On the same track, as well as ones such as “Sex Karma” (a duet with Solange Knowles), Brion applied what Barnes jokingly calls “the most expensive fuzz pedal in the world”—an EMI TG 12345 portable console that served as the Abbey Road mobile unit in the ’70s. “You can overdrive it in a specific way, because John has a special relationship with the gain structure,” says Koller. “We’d push channels in the group master at different levels for effect, and even for parts we didn’t re-track, I’d run them out of Logic through the EMI to open them up, drive them with that sonic character.”

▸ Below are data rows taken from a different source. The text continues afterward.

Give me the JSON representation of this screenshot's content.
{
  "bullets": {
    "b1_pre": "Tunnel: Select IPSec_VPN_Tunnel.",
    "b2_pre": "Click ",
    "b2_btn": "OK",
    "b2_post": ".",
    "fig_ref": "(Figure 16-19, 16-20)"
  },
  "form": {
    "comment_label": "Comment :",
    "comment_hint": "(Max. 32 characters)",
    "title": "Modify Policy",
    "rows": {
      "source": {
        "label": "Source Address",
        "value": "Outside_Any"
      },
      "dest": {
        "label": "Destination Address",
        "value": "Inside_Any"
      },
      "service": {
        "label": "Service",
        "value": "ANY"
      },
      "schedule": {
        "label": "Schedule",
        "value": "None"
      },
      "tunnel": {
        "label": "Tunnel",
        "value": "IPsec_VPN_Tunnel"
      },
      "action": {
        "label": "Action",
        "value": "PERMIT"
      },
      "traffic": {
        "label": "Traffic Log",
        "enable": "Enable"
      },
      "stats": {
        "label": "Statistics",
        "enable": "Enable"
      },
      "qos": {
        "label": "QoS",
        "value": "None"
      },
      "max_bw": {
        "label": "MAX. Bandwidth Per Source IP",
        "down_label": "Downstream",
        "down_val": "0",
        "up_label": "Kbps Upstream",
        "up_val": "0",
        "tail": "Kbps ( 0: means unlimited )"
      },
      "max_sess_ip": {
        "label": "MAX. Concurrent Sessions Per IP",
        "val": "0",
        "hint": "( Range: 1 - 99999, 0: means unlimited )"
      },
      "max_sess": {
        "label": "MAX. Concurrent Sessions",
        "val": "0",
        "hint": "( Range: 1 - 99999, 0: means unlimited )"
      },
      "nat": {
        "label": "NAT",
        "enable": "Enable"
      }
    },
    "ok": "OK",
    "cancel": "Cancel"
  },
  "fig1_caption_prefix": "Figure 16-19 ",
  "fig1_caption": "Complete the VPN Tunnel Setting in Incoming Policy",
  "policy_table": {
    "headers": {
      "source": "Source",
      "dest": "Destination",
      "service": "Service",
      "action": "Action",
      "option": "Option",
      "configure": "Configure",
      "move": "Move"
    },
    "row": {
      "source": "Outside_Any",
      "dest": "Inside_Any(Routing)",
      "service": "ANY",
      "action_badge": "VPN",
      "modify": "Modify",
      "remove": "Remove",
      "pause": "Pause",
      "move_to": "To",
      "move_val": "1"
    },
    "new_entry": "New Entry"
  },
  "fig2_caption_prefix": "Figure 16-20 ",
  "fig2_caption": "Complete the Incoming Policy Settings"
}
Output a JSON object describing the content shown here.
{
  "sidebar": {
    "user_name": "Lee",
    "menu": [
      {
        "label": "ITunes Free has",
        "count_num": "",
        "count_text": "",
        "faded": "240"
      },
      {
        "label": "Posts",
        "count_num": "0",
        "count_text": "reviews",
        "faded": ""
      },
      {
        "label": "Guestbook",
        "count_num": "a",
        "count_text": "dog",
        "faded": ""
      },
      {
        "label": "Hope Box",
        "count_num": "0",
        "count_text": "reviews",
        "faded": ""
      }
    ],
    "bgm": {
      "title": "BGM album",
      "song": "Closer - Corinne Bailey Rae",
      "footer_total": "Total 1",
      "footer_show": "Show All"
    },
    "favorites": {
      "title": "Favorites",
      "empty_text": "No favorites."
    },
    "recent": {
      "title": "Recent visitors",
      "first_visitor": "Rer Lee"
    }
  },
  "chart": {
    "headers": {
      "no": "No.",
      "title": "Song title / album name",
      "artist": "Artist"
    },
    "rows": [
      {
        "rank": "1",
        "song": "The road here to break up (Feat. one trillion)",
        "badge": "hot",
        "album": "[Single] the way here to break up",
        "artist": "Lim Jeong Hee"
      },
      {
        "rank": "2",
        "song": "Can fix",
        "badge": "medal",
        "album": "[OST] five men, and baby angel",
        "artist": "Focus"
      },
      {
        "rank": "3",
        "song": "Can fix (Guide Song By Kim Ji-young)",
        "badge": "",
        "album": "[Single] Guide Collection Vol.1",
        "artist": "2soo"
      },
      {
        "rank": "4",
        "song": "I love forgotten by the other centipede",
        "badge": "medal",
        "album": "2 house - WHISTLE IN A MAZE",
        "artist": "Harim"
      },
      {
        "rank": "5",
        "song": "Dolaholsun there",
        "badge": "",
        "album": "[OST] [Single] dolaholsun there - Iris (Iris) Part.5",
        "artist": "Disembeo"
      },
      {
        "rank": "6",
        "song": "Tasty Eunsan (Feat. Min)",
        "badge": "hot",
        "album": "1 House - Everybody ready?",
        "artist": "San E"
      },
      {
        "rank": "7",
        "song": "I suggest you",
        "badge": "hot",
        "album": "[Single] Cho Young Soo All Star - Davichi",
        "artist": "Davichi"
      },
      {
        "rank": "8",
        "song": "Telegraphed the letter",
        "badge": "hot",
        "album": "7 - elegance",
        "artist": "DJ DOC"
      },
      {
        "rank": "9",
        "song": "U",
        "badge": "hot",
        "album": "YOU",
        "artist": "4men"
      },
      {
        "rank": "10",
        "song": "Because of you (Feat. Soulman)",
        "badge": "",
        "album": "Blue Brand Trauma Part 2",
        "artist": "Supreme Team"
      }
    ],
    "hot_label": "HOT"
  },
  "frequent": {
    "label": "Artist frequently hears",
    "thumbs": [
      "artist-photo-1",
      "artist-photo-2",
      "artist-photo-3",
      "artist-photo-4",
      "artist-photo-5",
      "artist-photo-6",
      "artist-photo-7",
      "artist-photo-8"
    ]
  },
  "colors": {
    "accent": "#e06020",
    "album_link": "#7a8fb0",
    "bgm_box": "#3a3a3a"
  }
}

When recording, the team used the EMI board and/or what they dubbed “the God chain”—the best-sounding outboard modules for each application, pulled from tube preamps, a rare pair of Pultec shelving EQs, a Fairchild limiter, Altec RS124 compressors, a boutique Overstayer stereo compressor, and Sontec parametric mastering EQs.
The same outboard gear was used to detail out and fatten up pre-recorded material in the mix, as Koller dealt with a lot of “mid-range build-up . . . I find a lot of modern gear and recording compounds [frequencies] in the 3–5kHz range.” Other processors included the Sonnox Oxford SuprEsser, the SofTube FET Compressor, and Trident A-Range EQ.
“I used a lot of synth filters to take off nasty high end, make mids more aggressive, and add low end,” says Koller. “Some were plug-ins, such as the UAD Moog Multimode Filter, and others were outboard filters like the Schippmann EBBE und Flut and the Moogerfooger pedals.” Koller, however, avoided using main bus compression before mastering, which gave him more opportunities to preserve dynamics in the complex mixes. (By the time the sessions were completed, each of the 13 songs contained 30–50 tracks.)
Reflecting on what was the most technically complex recording process of his career to date, Barnes has nothing but glowing things to say about what Brion and his team brought to the punchy soul-punk of False Priest. “Jon’s a beautiful person, an amazing musician; he has a great ear, he has soul, and he has technical proficiency to top it all,” he says. “Next to him, I felt almost like how Brian Eno describes himself, like a ‘non-musician.’ I’m more about quickly getting the ideas out and having the excitement come through in the texture, rather than playing or engineering with perfect tone. He really helped bring out all the body I’d heard before and imagined and wondered how to fully incorporate, but I’d never seen the real gear. And no one ever did anything generic through any of it.”